FLUID EVOLUTION IN A GEM-BEARING POCKET PEGMATITE AT THE CRYO-GENIE MINE, SAN DIEGO COUNTY, CALIFORNIA. A NOVEL METHOD OF GEMSTONE EXPLORATION?

We are proposing a new exploration method for gemstones in LCT-type, pocket pegmatites using microthermometry and crush-leach chemical analysis of fluid inclusions. Upon exsolution from the crystallizing magma, fluids accumulate in pockets. During further cooling and crystallization, fluids released from ruptured pockets may become trapped in surrounding pegmatite crystals as secondary fluid inclusions. We sampled quartz in and around mineralized and non-mineralized pockets from the Cryo-Genie pegmatite located in the Chihuahua district of the San Diego pegmatite field, in order to test whether fluid inclusion analysis can be used to fingerprint the gemstone-bearing pockets. The Cryo-Genie pegmatite is a zoned, 2-4 m wide, 200 m long dike that has produced gem tourmaline and beryl specimens.
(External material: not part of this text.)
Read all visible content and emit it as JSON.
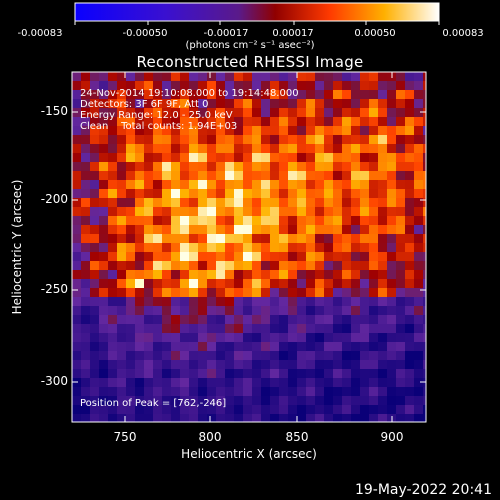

We also systematically sampled along a cross-section of the pegmatite from the wall zone to the core to understand the fluid evolution during magma differentiation.

Two-phase, aqueous inclusions of low apparent salinity (average ice melt temperature of -1.6 ±0.4 °C) are dominant at Cryo-Genie. Ion chromatography on bulk-fluid leachates indicated a complex Cl, F, Na, and Li-rich composition. We established the primary vs. secondary character of inclusions based on textural evidence. We separated three main fluid types: type 1 represents an early magmatic fluid trapped in the pegmatite wall and intermediate zones; type 2 is a late magmatic fluid in the pegmatite core; and type 3 is fluid from pockets. The F/Cl and Li/Na atomic ratios of the three fluid types vary systematically. For example, the Li/Na ratios ranged from 0.02 - 0.1 in type 1, to 0.1 - 0.3 in type 2, up to 0.2 - 2.6 in type 3 fluid from mineralized pockets, but remained below 0.2 in non-mineralized pockets. The average homogenization temperature of the three types decreased modestly from 189 ±3°C, 166 ±1°C, to 161±9 °C, respectively. As anticipated, pegmatite samples situated near mineralized pockets yielded intermediate compositions, because, in addition to the early fluid (type 1 or 2), they were “contaminated” by late, type 3 fluid released from the pockets. Further study is necessary to test the applicability of microthermometry and Li-Na-F-Cl fluid systematics on surface samples to the exploration of unexposed gem pockets, before costly mining operations.